The market needs solutions to attract new retail liquidity, but significant barriers to entry for new retail capital remain unresolved. The main obstacles are: first, the public perceives that participating in the crypto market requires complex operational processes; second, there is a lack of accessible applications that truly understand the needs of Web 2 users. Web 2 retail users will not use complex wallets or transfer funds across multiple chains. What they need are products packaged in familiar ways, providing easy deposit channels and friendly experiences, just like Robinhood or Wealthsimple accounts.
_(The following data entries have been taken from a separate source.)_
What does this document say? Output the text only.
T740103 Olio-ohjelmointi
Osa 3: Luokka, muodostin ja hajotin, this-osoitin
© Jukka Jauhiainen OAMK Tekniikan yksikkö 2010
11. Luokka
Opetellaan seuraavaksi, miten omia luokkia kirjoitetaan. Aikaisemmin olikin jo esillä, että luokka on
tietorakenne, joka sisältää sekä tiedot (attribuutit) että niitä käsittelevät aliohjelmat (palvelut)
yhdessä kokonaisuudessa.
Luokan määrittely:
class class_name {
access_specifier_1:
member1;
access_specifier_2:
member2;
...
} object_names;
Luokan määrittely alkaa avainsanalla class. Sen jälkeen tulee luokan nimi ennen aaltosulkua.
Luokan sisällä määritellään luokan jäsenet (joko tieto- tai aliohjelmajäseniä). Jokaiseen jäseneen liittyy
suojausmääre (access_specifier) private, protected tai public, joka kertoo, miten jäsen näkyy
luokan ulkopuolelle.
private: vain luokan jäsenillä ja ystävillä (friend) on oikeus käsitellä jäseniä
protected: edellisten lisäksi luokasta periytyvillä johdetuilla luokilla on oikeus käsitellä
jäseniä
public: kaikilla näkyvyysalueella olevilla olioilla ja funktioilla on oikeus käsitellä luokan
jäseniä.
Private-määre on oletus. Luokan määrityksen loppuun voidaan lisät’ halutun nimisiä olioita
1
Crypto mobile trading frontends are the solution—they package products in traditional financial ways familiar to Web 2 users, fundamentally eliminating the cognitive barriers of crypto complexity and lowering participation barriers. This is the only effective way for cryptocurrencies to break out of the Web 3 circle and gain mainstream exposure.

3. Compared to Web 3 business models, there is a real revenue model with sustainable scale effects and extremely low expansion costs.

Cryptocurrency mobile trading frontends mark the beginning of a new generation of applications in the Web 3 market—a more sustainable and compliant development path. Unlike previous traditional crypto products (whether infrastructure or DApps), most projects in the past did not focus on scale expansion or revenue generation, as this was not the core incentive direction. The North Star metric for most founders was to acquire initial users at any cost, regardless of how inefficient or extractive their growth funnel was, then raise venture capital, lock up tokens through OTC sales, or wait for vesting periods to end without improving the product. Typical examples include: Story Protocol ($IP), Blast, Sei Network ($SEI).

In contrast, crypto mobile trading frontends adopt the opposite strategy: optimizing scale using existing infrastructure, generating revenue first, and refinancing when necessary. By becoming aggregators of different products and adopting a base fee structure, these frontends have a structural advantage to integrate multiple verticals at extremely low costs while focusing on user experience interfaces to enhance user acquisition and retention rates. This combination means they can generate revenue from day one and achieve exponential growth as operations continue. The end result builds a more sustainable real business layer and value layer for Web 3, replacing the past extractive models. This will bring increasing credibility to the entire Web 3 industry.